Authors: Perino, Alessia; Velázquez-Villegas, Laura A.; Bresciani, Nadia; Sun, Yu; Huang, Qingyao; Fénelon, Valérie S.; Castellanos-Jankiewicz, Ashley; Zizzari, Philippe; Bruschetta, Giuseppe; Jin, Sungho; Baleisyte, Aiste; Gioiello, Antimo; Pellicciari, Roberto; Ivanisevic, Julijana; Schneider, Bernard L.; Diano, Sabrina; Cota, Daniela; Schoonjans, Kristina
Issue: Nat Metab. 2021 May;3(5):595-603.
Bile acids (BAs) are signalling molecules that mediate various cellular responses in both physiological and pathological processes. Several studies report that BAs can be detected in the brain1, yet their physiological role in the central nervous system is still largely unknown.

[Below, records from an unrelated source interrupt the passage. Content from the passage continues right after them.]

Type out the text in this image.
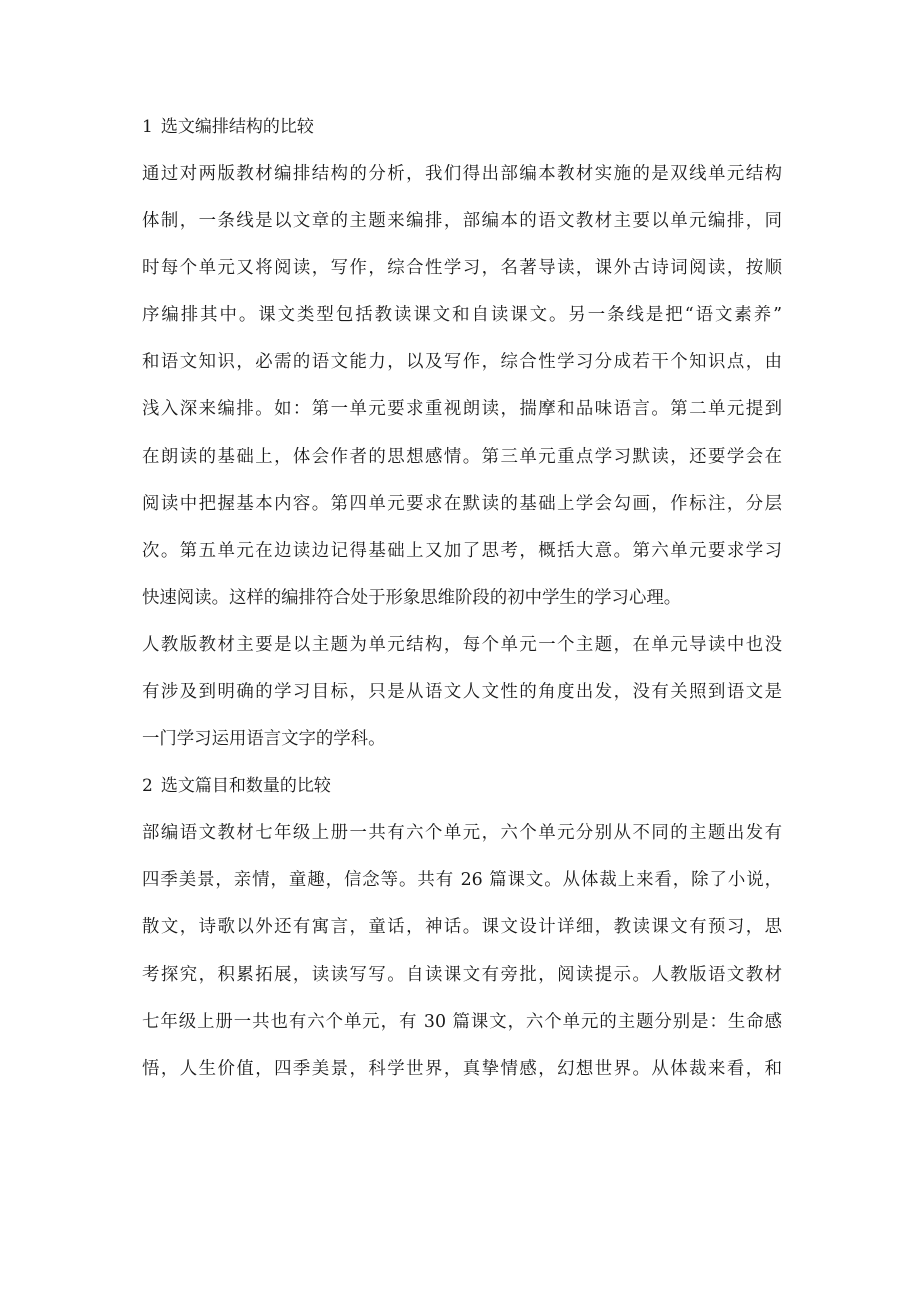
1 选文编排结构的比较

通过对两版教材编排结构的分析，我们得出部编本教材实施的是双线单元结构
体制，一条线是以文章的主题来编排，部编本的语文教材主要以单元编排，同
时每个单元又将阅读，写作，综合性学习，名著导读，课外古诗词阅读，按顺
序编排其中。课文类型包括教读课文和自读课文。另一条线是把“语文素养”
和语文知识，必需的语文能力，以及写作，综合性学习分成若干个知识点，由
浅入深来编排。如：第一单元要求重视朗读，揣摩和品味语言。第二单元提到
在朗读的基础上，体会作者的思想感情。第三单元重点学习默读，还要学会在
阅读中把握基本内容。第四单元要求在默读的基础上学会勾画，作标注，分层
次。第五单元在边读边记得基础上又加了思考，概括大意。第六单元要求学习
快速阅读。这样的编排符合处于形象思维阶段的初中学生的学习心理。

人教版教材主要是以主题为单元结构，每个单元一个主题，在单元导读中也没
有涉及到明确的学习目标，只是从语文人文性的角度出发，没有关照到语文是
一门学习运用语言文字的学科。

2 选文篇目和数量的比较

部编语文教材七年级上册一共有六个单元，六个单元分别从不同的主题出发有
四季美景，亲情，童趣，信念等。共有 26 篇课文。从体裁上来看，除了小说，
散文，诗歌以外还有寓言，童话，神话。课文设计详细，教读课文有预习，思
考探究，积累拓展，读读写写。自读课文有旁批，阅读提示。人教版语文教材
七年级上册一共也有六个单元，有 30 篇课文，六个单元的主题分别是：生命感
悟，人生价值，四季美景，科学世界，真挚情感，幻想世界。从体裁来看，和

Here we show that postprandial BAs can reach the brain and activate a negative-feedback loop controlling satiety in response to physiological feeding via TGR5, a G-protein-coupled receptor activated by multiple conjugated and unconjugated BAs2 and an established regulator of peripheral metabolism3–8. Notably, peripheral or central administration of a BA mix or a TGR5-specific BA mimetic (INT-777) exerted an anorexigenic effect in wild-type mice, while whole-body, neuron-specific or agouti-related peptide neuronal TGR5 deletion caused a significant increase in food intake. Accordingly, orexigenic peptide expression and secretion were reduced after short-term TGR5 activation. In vitro studies demonstrated that activation of the Rho–ROCK–actin-remodelling pathway decreases orexigenic agouti-related peptide/neuropeptide Y (AgRP/NPY) release in a TGR5-dependent manner. Taken together, these data identify a signalling cascade by which BAs exert acute effects at the transition between fasting and feeding and prime the switch towards satiety, unveiling a previously unrecognized role of physiological feedback mediated by BAs in the central nervous system.